Despite her groundbreaking gender role,  Frank was very traditional in her belief system. A Chicago synagogue reportedly asked her to be its rabbi and she refused, insisting it was a man's role. She was strongly opposed to woman suffrage.  In her speeches she would often say that the role of mother was the culmination of womanhood. 

In 1898 Frank traveled to England for a lecture tour.  In  Munich to she met Simon Litman,  a Russian Jewish student.  They married in 1901 when she was 40 years old. They lived in Paris for several months before they returned to California, so Simon could take a teaching position at UC Berkeley in 1902.  In 1908 they moved to the University of Illinois where Litman secured a teaching position.  The rest of Frank's life was largely spent as a faculty wife and advocate for engaging people, particularly the young, with Judaism. She died in 1948.

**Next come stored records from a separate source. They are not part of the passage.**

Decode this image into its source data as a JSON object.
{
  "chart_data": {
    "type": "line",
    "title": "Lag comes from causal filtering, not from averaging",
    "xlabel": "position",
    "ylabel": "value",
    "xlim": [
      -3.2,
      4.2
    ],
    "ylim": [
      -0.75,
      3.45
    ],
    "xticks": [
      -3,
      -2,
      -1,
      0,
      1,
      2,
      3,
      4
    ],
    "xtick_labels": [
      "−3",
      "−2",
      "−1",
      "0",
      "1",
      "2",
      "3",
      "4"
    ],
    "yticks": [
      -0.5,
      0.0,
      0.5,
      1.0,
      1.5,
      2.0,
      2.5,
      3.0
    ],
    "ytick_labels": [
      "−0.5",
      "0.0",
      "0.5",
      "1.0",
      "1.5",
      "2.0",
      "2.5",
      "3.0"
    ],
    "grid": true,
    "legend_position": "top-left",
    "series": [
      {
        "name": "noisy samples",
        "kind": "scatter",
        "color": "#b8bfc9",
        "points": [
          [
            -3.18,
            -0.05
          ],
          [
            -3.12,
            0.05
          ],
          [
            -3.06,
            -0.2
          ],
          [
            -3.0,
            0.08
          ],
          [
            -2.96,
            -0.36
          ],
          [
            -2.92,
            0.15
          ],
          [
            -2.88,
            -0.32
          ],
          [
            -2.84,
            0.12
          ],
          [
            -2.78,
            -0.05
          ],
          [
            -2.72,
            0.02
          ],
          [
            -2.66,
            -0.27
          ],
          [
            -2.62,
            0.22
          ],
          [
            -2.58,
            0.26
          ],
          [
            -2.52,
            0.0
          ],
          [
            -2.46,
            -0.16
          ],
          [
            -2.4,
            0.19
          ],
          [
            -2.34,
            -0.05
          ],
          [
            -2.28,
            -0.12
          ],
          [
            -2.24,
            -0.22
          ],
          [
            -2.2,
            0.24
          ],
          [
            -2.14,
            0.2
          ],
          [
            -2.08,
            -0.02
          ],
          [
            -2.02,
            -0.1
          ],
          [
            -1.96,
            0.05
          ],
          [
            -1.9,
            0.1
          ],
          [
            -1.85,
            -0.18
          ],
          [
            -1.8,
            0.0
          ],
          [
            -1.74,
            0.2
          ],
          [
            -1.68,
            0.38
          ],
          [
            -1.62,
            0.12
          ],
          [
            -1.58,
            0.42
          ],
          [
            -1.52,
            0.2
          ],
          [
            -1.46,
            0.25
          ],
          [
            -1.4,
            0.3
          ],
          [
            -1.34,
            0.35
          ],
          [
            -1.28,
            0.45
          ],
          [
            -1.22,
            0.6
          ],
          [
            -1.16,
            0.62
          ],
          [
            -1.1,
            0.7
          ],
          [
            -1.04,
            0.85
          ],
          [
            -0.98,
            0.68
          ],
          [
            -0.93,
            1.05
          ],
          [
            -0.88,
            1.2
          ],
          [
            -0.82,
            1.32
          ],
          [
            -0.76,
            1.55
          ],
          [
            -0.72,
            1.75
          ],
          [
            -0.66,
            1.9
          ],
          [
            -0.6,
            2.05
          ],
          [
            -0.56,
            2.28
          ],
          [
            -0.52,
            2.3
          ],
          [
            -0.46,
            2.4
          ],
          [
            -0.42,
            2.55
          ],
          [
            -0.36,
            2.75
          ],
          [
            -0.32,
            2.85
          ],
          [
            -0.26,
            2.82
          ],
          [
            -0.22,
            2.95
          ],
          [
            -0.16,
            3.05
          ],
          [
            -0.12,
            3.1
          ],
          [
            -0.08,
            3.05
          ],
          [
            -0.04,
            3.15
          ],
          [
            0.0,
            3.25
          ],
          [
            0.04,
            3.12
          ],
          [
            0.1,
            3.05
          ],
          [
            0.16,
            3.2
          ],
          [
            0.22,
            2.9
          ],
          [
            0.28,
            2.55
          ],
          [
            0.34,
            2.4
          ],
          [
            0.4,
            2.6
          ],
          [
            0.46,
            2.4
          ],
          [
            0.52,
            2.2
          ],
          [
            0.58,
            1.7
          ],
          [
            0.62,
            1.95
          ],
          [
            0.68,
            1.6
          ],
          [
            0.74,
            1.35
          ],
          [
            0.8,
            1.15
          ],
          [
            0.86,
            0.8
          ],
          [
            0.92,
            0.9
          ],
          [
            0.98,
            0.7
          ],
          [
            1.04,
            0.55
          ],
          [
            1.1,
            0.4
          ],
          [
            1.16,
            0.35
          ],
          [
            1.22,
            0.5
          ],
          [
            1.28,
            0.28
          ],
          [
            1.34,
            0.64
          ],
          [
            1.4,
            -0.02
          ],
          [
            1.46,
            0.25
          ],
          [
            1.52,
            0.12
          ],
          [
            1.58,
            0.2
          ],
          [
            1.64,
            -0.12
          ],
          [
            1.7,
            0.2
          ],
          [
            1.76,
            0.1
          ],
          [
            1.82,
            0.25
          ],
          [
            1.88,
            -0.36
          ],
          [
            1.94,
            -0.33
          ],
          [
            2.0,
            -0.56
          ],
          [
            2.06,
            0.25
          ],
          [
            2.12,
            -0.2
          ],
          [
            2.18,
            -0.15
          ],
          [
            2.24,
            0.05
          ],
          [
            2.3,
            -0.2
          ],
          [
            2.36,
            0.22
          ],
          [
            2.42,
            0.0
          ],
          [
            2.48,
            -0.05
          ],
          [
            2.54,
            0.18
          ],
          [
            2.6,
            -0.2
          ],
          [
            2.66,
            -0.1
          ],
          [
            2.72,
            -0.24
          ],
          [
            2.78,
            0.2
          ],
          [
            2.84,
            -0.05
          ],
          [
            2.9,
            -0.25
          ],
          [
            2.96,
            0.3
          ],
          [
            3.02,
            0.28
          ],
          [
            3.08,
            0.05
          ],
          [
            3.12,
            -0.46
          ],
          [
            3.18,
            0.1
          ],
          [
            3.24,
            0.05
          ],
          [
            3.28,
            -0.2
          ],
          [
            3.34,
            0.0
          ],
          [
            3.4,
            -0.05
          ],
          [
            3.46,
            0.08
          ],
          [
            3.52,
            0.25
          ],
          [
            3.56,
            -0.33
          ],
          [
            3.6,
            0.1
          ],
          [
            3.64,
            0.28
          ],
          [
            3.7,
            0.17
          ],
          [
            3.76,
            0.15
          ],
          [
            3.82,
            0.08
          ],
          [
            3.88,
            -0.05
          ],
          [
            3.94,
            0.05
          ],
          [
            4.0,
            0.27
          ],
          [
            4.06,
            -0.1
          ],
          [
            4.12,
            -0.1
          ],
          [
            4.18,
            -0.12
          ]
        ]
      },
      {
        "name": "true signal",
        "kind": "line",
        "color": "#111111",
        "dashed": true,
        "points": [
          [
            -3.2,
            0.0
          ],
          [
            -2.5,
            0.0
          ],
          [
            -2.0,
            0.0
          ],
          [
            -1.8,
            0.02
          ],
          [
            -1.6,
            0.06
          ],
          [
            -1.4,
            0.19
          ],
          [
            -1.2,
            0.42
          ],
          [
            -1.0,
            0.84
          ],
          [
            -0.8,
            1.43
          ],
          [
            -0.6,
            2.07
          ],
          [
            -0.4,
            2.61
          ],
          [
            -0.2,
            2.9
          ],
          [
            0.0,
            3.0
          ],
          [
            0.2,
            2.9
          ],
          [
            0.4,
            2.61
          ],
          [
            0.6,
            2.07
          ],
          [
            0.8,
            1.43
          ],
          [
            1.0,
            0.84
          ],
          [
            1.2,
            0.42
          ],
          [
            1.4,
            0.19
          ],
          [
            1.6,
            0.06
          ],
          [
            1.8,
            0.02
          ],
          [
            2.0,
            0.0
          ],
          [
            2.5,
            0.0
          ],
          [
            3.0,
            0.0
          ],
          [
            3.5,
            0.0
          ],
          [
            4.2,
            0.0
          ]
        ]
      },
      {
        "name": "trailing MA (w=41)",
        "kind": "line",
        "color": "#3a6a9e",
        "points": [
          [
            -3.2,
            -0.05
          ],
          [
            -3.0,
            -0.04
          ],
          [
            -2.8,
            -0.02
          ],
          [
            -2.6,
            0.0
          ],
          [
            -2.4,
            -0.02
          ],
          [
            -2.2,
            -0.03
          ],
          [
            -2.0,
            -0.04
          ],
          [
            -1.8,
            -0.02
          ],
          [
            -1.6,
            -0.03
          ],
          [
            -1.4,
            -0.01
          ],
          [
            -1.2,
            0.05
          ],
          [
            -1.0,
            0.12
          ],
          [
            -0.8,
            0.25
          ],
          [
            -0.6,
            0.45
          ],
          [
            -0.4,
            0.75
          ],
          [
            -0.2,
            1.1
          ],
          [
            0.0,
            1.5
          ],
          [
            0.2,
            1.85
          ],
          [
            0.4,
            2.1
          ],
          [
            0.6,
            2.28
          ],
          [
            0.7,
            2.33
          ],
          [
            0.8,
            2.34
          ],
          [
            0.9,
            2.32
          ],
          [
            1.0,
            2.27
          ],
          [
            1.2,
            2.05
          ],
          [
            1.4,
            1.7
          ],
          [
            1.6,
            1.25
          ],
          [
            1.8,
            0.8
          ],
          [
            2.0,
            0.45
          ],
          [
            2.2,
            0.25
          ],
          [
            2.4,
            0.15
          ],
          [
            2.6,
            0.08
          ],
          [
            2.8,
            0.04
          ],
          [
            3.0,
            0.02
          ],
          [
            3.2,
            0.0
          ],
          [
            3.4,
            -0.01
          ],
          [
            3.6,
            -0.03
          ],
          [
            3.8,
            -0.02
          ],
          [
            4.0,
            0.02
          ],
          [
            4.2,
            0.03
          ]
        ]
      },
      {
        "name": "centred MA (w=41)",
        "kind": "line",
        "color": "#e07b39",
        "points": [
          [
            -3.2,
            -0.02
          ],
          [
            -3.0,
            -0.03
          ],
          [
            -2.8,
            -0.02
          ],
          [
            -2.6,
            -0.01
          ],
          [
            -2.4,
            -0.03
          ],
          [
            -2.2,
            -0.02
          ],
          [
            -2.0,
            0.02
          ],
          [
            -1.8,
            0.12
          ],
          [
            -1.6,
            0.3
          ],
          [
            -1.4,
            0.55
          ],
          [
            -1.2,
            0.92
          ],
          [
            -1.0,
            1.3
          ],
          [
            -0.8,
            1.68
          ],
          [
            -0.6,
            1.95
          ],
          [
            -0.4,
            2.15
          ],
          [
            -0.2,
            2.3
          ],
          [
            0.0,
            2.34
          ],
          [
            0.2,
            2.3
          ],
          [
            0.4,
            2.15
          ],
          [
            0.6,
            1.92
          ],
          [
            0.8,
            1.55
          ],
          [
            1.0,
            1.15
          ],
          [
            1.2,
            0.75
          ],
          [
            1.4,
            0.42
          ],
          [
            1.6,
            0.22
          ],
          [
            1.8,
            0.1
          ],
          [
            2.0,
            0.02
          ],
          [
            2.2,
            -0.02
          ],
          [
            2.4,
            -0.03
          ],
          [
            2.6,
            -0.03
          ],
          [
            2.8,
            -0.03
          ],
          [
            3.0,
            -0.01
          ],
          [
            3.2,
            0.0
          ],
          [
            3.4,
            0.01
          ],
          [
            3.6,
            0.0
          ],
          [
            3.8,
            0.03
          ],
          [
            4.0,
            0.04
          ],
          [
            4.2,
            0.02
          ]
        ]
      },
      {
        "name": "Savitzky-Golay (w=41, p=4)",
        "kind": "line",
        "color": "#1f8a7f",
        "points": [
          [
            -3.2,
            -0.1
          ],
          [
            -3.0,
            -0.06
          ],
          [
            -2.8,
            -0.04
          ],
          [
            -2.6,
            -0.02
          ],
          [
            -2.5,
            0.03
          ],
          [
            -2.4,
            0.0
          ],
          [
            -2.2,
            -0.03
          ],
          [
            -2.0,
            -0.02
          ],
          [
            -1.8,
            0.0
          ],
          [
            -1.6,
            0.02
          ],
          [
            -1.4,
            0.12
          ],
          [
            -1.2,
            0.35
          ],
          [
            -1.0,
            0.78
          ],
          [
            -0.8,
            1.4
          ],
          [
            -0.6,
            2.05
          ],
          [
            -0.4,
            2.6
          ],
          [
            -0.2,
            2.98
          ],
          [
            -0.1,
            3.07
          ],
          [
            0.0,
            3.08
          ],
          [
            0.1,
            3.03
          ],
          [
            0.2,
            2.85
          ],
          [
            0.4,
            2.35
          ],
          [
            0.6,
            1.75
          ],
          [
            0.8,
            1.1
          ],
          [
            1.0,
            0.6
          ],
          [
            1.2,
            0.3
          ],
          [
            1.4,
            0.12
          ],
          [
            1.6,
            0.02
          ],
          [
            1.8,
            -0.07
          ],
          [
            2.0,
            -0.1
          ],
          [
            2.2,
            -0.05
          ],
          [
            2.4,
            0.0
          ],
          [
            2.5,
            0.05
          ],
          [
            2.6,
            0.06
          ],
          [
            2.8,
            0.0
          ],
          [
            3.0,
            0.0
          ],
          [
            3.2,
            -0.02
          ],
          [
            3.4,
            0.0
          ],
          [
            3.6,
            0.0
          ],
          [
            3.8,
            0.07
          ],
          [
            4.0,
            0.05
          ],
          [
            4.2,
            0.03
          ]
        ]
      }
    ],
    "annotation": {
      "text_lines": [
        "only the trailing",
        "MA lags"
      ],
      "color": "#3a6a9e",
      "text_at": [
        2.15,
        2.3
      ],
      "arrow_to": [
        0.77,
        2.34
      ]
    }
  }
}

As it turns out, Rachel Ray Frank's career was not all what it seemed. Later, it was revealed that she had hired a publicist in Portland Oregon, to maximize publicity.

Nevertheless, she was decades ahead of her time and showed the possibilities for other woman.  She proved that a woman could serve in the pulpit as well as a man— and that the American Jewish public was ready to accept a woman as a religious leader and authority.